Furthermore, United Nations human rights bodies have called for an end to all coercive mental health measures as a matter of compliance with human rights. The Bill does not go so far; it instead seeks to minimise and better regulate compulsory interventions rather than eliminate them. In practice, its effectiveness will depend on the robust implementation of safeguards (e.g. access to legal counsel, independent tribunals, regular review of any compulsory order) and the investment in community services that can remove the perceived need for coercion. 

II. Indigenous (Māori) Rights

A. Te Tiriti o Waitangi and Māori Perspectives in the Bill

The Bill breaks new ground by explicitly acknowledging Te Tiriti o Waitangi (Treaty of Waitangi) and incorporating Māori perspectives within the mental health legal framework. Clause 5 of the Bill enumerates provisions intended to give effect to Treaty principles. The Bill’s purpose and principles also reflect Te Ao Māori concepts: it uses the term tāngata whaiora (people seeking wellness) for mental health service users, and it emphasises holistic wellbeing and the involvement of whānau (family) in support of the person. In debates, Māori leaders in Parliament, such as Debbie Ngarewa-Packer, have praised the Bill’s intent to embed a human-rights approach that aligns with a whole-of-wellbeing model of care and provides measures to minimise coercion. By grounding the legislation in partnership and cultural recognition, the Bill takes a step toward honouring Tiriti obligations of partnership, participation, and active protection of Māori health.
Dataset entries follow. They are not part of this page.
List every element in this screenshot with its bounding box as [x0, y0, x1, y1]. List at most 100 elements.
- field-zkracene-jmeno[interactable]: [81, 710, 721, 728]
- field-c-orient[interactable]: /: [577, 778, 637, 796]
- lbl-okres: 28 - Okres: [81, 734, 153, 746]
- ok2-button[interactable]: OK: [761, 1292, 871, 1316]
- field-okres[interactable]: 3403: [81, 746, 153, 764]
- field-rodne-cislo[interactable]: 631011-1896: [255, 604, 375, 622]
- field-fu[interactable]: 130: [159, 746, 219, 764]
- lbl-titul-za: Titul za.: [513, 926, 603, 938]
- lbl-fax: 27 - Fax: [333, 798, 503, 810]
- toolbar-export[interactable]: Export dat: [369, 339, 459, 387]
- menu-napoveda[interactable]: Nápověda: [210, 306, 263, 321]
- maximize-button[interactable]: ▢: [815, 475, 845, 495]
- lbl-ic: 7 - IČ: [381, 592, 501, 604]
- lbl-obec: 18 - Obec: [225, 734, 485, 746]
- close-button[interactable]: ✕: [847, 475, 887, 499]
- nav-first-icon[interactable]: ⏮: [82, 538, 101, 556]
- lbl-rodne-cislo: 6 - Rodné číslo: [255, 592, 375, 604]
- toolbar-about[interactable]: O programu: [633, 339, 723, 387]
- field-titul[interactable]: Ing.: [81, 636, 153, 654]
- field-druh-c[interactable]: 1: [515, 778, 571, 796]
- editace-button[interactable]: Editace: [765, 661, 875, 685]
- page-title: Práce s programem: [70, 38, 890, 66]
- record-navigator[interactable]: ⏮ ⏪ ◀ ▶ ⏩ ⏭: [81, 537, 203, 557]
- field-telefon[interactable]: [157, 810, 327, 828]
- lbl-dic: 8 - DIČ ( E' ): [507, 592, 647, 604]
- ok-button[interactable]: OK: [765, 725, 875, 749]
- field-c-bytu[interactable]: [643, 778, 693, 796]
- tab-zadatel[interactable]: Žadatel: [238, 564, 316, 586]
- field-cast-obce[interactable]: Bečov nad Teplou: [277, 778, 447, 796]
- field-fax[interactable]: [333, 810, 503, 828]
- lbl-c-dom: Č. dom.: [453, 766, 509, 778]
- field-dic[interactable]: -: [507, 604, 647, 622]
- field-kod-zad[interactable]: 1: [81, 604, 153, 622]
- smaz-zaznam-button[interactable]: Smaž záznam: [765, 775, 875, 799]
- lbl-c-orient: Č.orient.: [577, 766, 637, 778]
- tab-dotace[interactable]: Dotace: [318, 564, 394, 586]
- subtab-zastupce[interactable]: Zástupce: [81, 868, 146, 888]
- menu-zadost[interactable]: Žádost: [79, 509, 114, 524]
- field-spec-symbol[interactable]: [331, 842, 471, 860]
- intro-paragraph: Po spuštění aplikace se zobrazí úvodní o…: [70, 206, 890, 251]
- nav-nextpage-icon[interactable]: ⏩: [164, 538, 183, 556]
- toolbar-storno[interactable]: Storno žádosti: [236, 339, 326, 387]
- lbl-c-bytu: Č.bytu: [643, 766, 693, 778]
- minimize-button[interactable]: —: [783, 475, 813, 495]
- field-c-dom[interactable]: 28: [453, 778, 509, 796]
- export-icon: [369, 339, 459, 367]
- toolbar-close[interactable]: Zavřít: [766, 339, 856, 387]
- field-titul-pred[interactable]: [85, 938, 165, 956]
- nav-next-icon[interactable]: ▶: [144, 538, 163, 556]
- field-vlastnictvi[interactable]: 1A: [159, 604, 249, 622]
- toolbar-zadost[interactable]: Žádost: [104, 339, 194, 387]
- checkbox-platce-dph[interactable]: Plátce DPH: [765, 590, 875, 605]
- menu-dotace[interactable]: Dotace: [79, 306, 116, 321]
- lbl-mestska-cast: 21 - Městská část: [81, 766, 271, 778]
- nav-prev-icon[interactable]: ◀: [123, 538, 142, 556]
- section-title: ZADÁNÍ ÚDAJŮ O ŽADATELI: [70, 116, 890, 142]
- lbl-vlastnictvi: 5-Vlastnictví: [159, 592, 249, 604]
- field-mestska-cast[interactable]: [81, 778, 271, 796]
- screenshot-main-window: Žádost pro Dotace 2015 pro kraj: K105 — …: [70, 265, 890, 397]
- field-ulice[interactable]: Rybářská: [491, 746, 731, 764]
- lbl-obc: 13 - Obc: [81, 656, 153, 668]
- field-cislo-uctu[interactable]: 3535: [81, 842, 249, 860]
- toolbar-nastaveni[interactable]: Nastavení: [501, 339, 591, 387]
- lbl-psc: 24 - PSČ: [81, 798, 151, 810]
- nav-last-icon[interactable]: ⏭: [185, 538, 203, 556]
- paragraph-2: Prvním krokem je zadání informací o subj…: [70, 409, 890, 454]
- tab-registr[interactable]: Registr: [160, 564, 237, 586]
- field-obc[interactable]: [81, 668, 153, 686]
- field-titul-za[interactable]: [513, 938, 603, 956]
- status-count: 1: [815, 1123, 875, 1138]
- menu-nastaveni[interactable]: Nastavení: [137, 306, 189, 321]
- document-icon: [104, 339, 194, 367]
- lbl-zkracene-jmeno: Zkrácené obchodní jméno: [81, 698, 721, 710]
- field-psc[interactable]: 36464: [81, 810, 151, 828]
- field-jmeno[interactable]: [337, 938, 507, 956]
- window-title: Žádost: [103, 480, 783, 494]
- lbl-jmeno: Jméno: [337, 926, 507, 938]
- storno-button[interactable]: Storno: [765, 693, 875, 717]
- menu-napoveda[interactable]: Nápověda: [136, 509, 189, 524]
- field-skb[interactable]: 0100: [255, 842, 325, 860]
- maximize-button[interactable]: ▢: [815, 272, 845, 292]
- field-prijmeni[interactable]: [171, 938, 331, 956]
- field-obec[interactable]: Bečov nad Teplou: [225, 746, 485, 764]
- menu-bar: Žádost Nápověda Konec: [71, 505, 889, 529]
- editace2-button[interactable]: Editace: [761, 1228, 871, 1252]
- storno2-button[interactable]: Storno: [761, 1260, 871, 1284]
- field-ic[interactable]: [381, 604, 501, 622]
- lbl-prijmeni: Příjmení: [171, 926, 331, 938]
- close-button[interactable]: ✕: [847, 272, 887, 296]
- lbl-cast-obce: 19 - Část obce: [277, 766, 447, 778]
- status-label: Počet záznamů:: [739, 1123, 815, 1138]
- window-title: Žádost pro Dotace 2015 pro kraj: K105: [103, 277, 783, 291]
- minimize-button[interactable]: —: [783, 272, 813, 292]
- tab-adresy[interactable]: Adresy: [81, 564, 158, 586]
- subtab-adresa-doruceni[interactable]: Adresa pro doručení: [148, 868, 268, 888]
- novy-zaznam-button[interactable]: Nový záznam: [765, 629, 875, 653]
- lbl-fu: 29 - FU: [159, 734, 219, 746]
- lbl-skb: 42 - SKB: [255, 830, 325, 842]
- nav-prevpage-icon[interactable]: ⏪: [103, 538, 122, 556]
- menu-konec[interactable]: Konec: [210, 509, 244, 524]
B. Māori Overrepresentation in Compulsory Treatment: Risks and Progress

One of the most pressing issues prompting this legislative reform has been the overrepresentation of Māori in compulsory mental health treatment under the current regime. Māori have historically been subjected to compulsory detention or treatment at significantly higher rates than non-Māori, a fact viewed as a symptom of structural bias and unmet needs in the mental health system. Māori also experience seclusion in hospital settings at disproportionately high rates, and a large proportion of Māori tāngata whaiora under compulsory orders come from highly deprived communities. This legacy of inequity was highlighted in the Waitangi Tribunal’s Hauora Report and the 2018 Government Inquiry (He Ara Oranga), both of which found that the 1992 Act was applied in a manner that failed to protect Māori rights and resulted in grievous health inequities.

The new Bill directly tackles this concern by making equity a core objective: it explicitly directs that mental health legislation should strive to eliminate disparities for Māori. The hope is that a law developed in partnership with Māori – combined with a shift to more supportive, voluntary care where possible – will reduce the need for coercion and thus reduce the disproportionate impact on Māori. 

Nonetheless, risks remain. If clinical practice and resource allocation do not change – if there are insufficient kaupapa Māori services, community supports, and early intervention options – Māori might continue to be subjected to coercive care at higher rates. Encouragingly, the Bill provides for improved data collection and reporting on the use of compulsory treatment. 

Conclusion

New Zealand’s Mental Health Bill 2024 marks a critical evolution in mental health law, seeking to balance the protection of individual rights with the need to provide care for those who, due to severe distress, may temporarily require intervention without consent. These innovations are laudable and, if faithfully implemented, could set a new international benchmark for culturally-grounded, rights-based mental health legislation. That said, the importance of vigilant implementation, adequate resources, and ongoing review must be emphasised. The true measure of the law’s success will lie in practice.